Ask HN: Any tips for staying focused while working from home? - reaperducer
Starting January 1, the company I work for is involuntarily remoting all of us greybeards.  The plus side is that with my daily commute eliminated, I will get an entire day of my life back every two weeks. But I worry about the potential downsides of working from home, especially that I suspect I will be easily distracted by non-work things during working hours (we are required to maintain the same hours as those working in-house).  Can any current remote workers suggest strategies for staying focused, or point out any lesser-known traps that come with working from home?
======
itronitron
Something that has worked for me consistently is to keep a sticky note on the
desktop that lists my tasks (as I see them, not necessarily as they are in any
tracking system) in descending order (from top to bottom) by a combo of ease,
priority, and interest.

At the end of each day I spend about 15 minutes grooming the list, moving
completed tasks/items below the lowest rank todo item, and often breaking
ambiguous tasks into smaller pieces that are easier to chew.

I try to combine no-brainer tasks with interesting but abstract ones so that
each morning depending on my mood I can either grind through the simple ones
or research the weird ones.

One of the best things about this is that it serves as a handy record for
things done and at the end of each month can be referenced for reporting
accomplishments as needed.

Also, if your company is hiring please let us know!

------
WheelsAtLarge
Set a schedule and follow it. Always start at the same time, take your breaks
and day's end at the same time. It's easy to lose control of your day and have
a situation where you mix work and your life and there are no boundaries. Also
get out of the house for lunch and breaks.

------
soneca
It was not work, but I spent 8 months learning how to code by myself from home

You will probably find your own routine, but an essential thing for me was to
have very clear when you are on a break and when you are not.

When you are not on a break, you do not allow yourself to browse aimless on
HN, or Reddit, or whatever. No checking messages on the phone, no snacks, no
chatting with the family.

Breaks longer than 15min should always be planned at the beginning of the day.

Unscheduled breaks should not be longer than 10min.

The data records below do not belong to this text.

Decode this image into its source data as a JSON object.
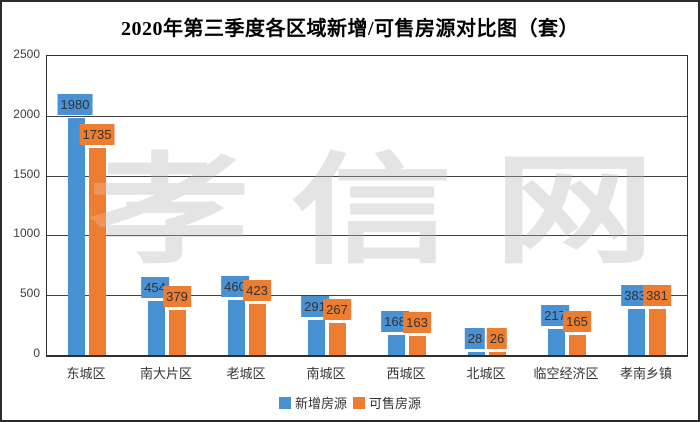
{
  "title": "2020年第三季度各区域新增/可售房源对比图（套）",
  "watermark": "孝信网",
  "axis": {
    "ytick_labels": [
      "0",
      "500",
      "1000",
      "1500",
      "2000",
      "2500"
    ]
  },
  "chart_data": {
    "type": "bar",
    "title": "2020年第三季度各区域新增/可售房源对比图（套）",
    "categories": [
      "东城区",
      "南大片区",
      "老城区",
      "南城区",
      "西城区",
      "北城区",
      "临空经济区",
      "孝南乡镇"
    ],
    "series": [
      {
        "name": "新增房源",
        "color": "#4a91d4",
        "values": [
          1980,
          454,
          460,
          291,
          168,
          28,
          217,
          383
        ]
      },
      {
        "name": "可售房源",
        "color": "#ed7d31",
        "values": [
          1735,
          379,
          423,
          267,
          163,
          26,
          165,
          381
        ]
      }
    ],
    "ylim": [
      0,
      2500
    ],
    "ytick_interval": 500,
    "grid": true,
    "legend_position": "bottom",
    "data_labels": true
  }
}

But when you are on a break, you are on a break. Rest, chat browse. Just honor
the time you stipulated for the break.

Good luck! Let me know if your company is hiring frontend devs! :)

------
nwrk
Lucky you. Remote is great!

Some points to share:

\- headphones are must (in case you are not alone / rooms)

\- good music, good coffee, good internet

\- discipline

\- discipline

\- discipline

\- time management / time boxing

\- enjoy the benefits of free time / your own schedule

------
Bob312371
I've been working from home for the last 2 years. It used to be tough since I
was an avid procrastinator. What I learned is that a disconnect can form from
your work and the reward you feel when you do a good job. This can especially
happen on long tasks where the right solution keeps evading you.

So what I do now is this, if I'm feeling like the motivation is not there,
I'll look over all the tasks I have to do and I'll work on the easiest task
that will provide the largest amount of visual feedback.

For example, if I'm working on the front-end and there is a task to update the
style of a generic button, if I update that button the whole app will look
different since it's a generic and it's everywhere.

This provides a sense of accomplishment and usually kicks me back into gear
and gets me excited to work on something harder with a potentially much larger
reward in the end.

An important caveat, the task should only be associated with the project.
Working on your editor config should not be part of that task list.

------
kasey_junk
One thing I try to do is remember that onsite people take breaks too.

I very rarely go on a coffee run working remote, but I do go on a “do dishes”
run.

It’s a little late now but keeping a log of what you are actually doing at the
office is very valuable.

------
habib1
Have a dedicated workspace. ... Stay off social media. ... Dress for success.
... Set boundaries. ... Avoid procrastination. ... Save household chores for
later. ... Create a schedule. ... Take a gym break.

------
Pete-Codes
I would always start with the hardest tasks you have to get them out of the
way. If you are prone to distractions then I guess just work in a room without
TV etc. I work from home and cafes on my business and I am able to get work
done. If anything I think remote works helps you work harder as you don't want
people thinking you aren't working :)

------
clintonb
Give yourself a commute at the beginning and end of the day to get some
exercise. I take 15-30 minutes to get breakfast and go for a walk in a nearby
park. In the evening I will walk around a nearby lake.

My daily step goal is 11K. When I work from home, and don’t make the
“commute,” I’m lucky to have 1K steps by lunch.

------
mudasirtumarm
Work in limited time but keep focus because it's mandatory.If you can't focus
then leave it.

------
cvaidya1986
Start looking for a new job.